Es más, en esta última década, el legislativo mexicano concretó otro cambio sustancial a la Constitución de 1917 con el que básicamente se le sustituyó el velamen al barco de Teseo por un motor diesel: Cuando la reforma constitucional de 2011 pasó de ‘garantizar’ a ‘reconocer’ los derechos fundamentales de los mexicanos, básicamente trasladó el poder de las instituciones mexicanas a la interpretación jurídica nacional e internacional sobre los fines y el objeto de la libertad, la dignidad y la condición humana. En síntesis, este cambio mayúsculo desvinculó al Estado de su poder para definir y proveer los márgenes de dignidad y libertad a sus ciudadanos, sino que la dignidad y la libertad son inherentes a cada persona, y el Estado está obligado a reconocerlos y obrar en consecuencia.
Es posible que, en el contexto del cambio de época, crezcan las voces que ansíen una nueva constitución. Es comprensible además, ya que en el pasado (todo el siglo XIX y XX) la consolidación de un Estado-Nación estaba en el centro de las discusiones constituyentes: no sólo con la delimitación de las fronteras físicas sino las fronteras relacionales con el resto de los pueblos y las naciones existentes. Los ejes diplomáticos y los límites infranqueables al interior (casi siempre la traición a la Patria) condicionaban los derechos que podía garantizar el Estado hacia los ciudadanos.

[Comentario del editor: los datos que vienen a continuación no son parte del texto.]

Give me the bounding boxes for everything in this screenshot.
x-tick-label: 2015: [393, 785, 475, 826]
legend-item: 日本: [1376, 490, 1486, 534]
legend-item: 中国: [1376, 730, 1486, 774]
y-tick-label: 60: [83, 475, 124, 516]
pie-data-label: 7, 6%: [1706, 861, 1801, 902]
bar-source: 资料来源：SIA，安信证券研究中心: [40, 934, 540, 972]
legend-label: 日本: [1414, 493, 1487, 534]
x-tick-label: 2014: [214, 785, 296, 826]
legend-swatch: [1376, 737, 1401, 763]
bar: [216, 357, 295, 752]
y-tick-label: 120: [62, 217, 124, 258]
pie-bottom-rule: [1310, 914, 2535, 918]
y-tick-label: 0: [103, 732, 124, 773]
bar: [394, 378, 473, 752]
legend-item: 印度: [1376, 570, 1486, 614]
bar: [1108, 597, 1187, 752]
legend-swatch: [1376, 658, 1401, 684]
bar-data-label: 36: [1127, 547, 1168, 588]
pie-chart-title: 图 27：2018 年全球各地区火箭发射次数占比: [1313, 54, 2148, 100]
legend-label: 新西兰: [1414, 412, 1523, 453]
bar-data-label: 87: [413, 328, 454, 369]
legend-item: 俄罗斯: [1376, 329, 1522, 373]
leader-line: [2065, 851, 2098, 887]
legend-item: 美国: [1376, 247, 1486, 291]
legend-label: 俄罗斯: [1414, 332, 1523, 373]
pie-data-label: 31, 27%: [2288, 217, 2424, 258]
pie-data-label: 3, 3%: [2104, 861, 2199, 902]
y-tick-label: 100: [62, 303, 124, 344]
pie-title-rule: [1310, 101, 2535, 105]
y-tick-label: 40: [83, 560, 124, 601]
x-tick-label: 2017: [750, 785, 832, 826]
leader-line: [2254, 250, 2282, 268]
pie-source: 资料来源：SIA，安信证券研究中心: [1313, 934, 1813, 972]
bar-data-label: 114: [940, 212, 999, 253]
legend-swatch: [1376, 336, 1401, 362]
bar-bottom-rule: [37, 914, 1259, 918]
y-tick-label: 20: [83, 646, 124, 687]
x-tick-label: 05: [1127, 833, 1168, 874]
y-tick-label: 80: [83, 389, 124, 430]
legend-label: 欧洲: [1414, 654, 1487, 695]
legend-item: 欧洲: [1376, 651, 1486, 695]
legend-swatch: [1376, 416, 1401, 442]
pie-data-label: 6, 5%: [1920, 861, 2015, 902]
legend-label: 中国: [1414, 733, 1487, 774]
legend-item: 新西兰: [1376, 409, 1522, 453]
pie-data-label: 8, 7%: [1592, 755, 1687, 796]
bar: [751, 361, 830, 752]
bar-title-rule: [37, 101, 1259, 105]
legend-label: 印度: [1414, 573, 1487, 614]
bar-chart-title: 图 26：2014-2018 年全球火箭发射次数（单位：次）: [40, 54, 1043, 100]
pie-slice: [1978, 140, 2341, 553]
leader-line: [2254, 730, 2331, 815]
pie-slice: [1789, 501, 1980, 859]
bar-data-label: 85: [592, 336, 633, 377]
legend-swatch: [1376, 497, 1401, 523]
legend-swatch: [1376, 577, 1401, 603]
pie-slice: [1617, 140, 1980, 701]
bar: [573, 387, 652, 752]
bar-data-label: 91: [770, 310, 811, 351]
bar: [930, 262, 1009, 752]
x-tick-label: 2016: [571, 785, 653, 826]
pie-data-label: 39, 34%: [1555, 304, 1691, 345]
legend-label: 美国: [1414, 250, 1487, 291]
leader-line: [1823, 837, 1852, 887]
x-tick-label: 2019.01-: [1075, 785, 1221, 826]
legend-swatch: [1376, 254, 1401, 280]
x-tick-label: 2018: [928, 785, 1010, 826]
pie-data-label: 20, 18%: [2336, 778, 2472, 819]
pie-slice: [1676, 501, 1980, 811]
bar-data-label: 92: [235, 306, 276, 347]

Pero, en pleno siglo XXI, las duras realidades culturales, geopolíticas y socioeconómicas no caben en las constituciones creadas un siglo atrás: ecología integral y cambio climático, migración y seguridad interna, globalización y dignidad de los pueblos originarios, tecnología y privacidad, y un largo etcétera.
En síntesis: hoy no tenemos ni la misma constitución que hace un siglo pero tampoco tenemos el mismo país (ni el mismo mundo), lo cual hace tentador el discurso de la necesidad de un nuevo corpus legal que defina y oriente el sentido de la patria mexicana en el siglo que sigue. Pero existe un pequeño detalle que he mencionado al inicio: cada constitución emana de momentos históricos definitorios, de grandes rupturas sociales, culturales y políticas; el puro razonamiento legislativo o democrático no facilitan el asentamiento de una nueva carta magna. Cada pueblo reclama su constitución, no al revés.